El reporte sobre Líneas de Pobreza por Ingresos reveló que una persona en áreas urbanas necesitó en promedio 4 mil 954 pesos mensuales para cubrir productos alimentarios y servicios básicos, cifra que representó un aumento anual de 5.7 por ciento. El incremento superó la inflación general registrada en abril, que se ubicó en 4.4 por ciento.
En comunidades rurales, el monto promedio requerido fue de 3 mil 572 pesos mensuales por persona; sin embargo, el aumento anual fue todavía mayor, al alcanzar 6.3 por ciento.

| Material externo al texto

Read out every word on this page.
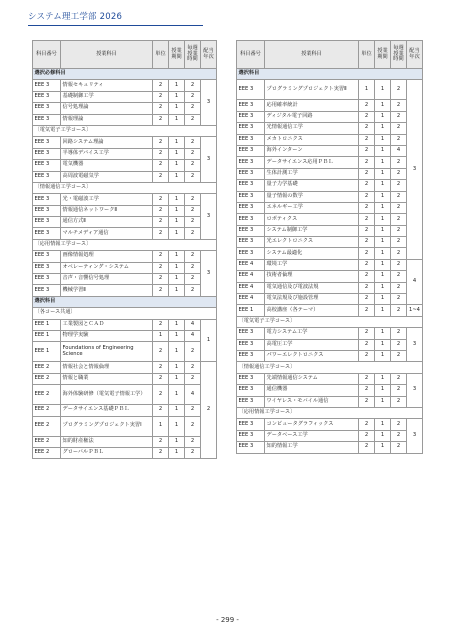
システム理工学部 2026
科目番号	授業科目	単位	授業期間	毎週授業時間	配当年次
選択必修科目					
EEE 3	情報セキュリティ	2	1	2	3
EEE 3	基礎制御工学	2	1	2	
EEE 3	信号処理論	2	1	2	
EEE 3	情報理論	2	1	2	
〔電気電子工学コース〕					
EEE 3	回路システム理論	2	1	2	3
EEE 3	半導体デバイス工学	2	1	2	
EEE 3	電気機器	2	1	2	
EEE 3	高周波電磁気学	2	1	2	
〔情報通信工学コース〕					
EEE 3	光・電磁波工学	2	1	2	3
EEE 3	情報通信ネットワークⅡ	2	1	2	
EEE 3	通信方式Ⅱ	2	1	2	
EEE 3	マルチメディア通信	2	1	2	
〔応用情報工学コース〕					
EEE 3	画像情報処理	2	1	2	3
EEE 3	オペレーティング・システム	2	1	2	
EEE 3	音声・音響信号処理	2	1	2	
EEE 3	機械学習Ⅱ	2	1	2	
選択科目					
〔各コース共通〕					
EEE 1	工業製図とＣＡＤ	2	1	4	1
EEE 1	物理学実験	1	1	4	
EEE 1	Foundations of Engineering Science	2	1	2	
EEE 2	情報社会と情報倫理	2	1	2	2
EEE 2	情報と職業	2	1	2	
EEE 2	海外体験研修（電気電子情報工学）	2	1	4	
EEE 2	データサイエンス基礎ＰＢＬ	2	1	2	
EEE 2	プログラミングプロジェクト実習Ⅰ	1	1	2	
EEE 2	知的財産権法	2	1	2	
EEE 2	グローバルＰＢＬ	2	1	2	
科目番号	授業科目	単位	授業期間	毎週授業時間	配当年次
選択科目					
EEE 3	プログラミングプロジェクト実習Ⅱ	1	1	2	3
EEE 3	応用確率統計	2	1	2	
EEE 3	ディジタル電子回路	2	1	2	
EEE 3	光情報通信工学	2	1	2	
EEE 3	メカトロニクス	2	1	2	
EEE 3	海外インターン	2	1	4	
EEE 3	データサイエンス応用ＰＢＬ	2	1	2	
EEE 3	生体計測工学	2	1	2	
EEE 3	量子力学基礎	2	1	2	
EEE 3	量子情報の数学	2	1	2	
EEE 3	エネルギー工学	2	1	2	
EEE 3	ロボティクス	2	1	2	
EEE 3	システム制御工学	2	1	2	
EEE 3	光エレクトロニクス	2	1	2	
EEE 3	システム最適化	2	1	2	
EEE 4	環境工学	2	1	2	4
EEE 4	技術者倫理	2	1	2	
EEE 4	電気通信及び電波法規	2	1	2	
EEE 4	電気法規及び施設管理	2	1	2	
EEE 1	高校講座（各テーマ）	2	1	2	1~4
〔電気電子工学コース〕					
EEE 3	電力システム工学	2	1	2	3
EEE 3	高電圧工学	2	1	2	
EEE 3	パワーエレクトロニクス	2	1	2	
〔情報通信工学コース〕					
EEE 3	先端情報通信システム	2	1	2	3
EEE 3	通信機器	2	1	2	
EEE 3	ワイヤレス・モバイル通信	2	1	2	
〔応用情報工学コース〕					
EEE 3	コンピュータグラフィックス	2	1	2	3
EEE 3	データベース工学	2	1	2	
EEE 3	知的情報工学	2	1	2	
- 299 -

El Inegi señaló que el alza estuvo impulsada principalmente por el encarecimiento de alimentos, transporte público y gastos relacionados con cuidados personales. Dentro de la canasta alimentaria, varios productos registraron aumentos importantes durante el último año.
Entre los alimentos con mayores incrementos destacó el jitomate, cuyo precio llegó en algunas regiones hasta los 90 pesos por kilogramo. También se reportaron alzas en productos como papa y chile, lo que contribuyó a que la canasta alimentaria aumentara 8.3 por ciento a tasa anual.
Además de los productos básicos para el hogar, el costo de alimentos y bebidas consumidos fuera de casa también mostró incrementos durante abril, reflejando una presión adicional sobre el gasto cotidiano de la población.
Las Líneas de Pobreza por Ingresos son un indicador utilizado para medir si los ingresos de las personas permiten cubrir necesidades esenciales de alimentación, bienes y servicios básicos, tanto en zonas urbanas como rurales.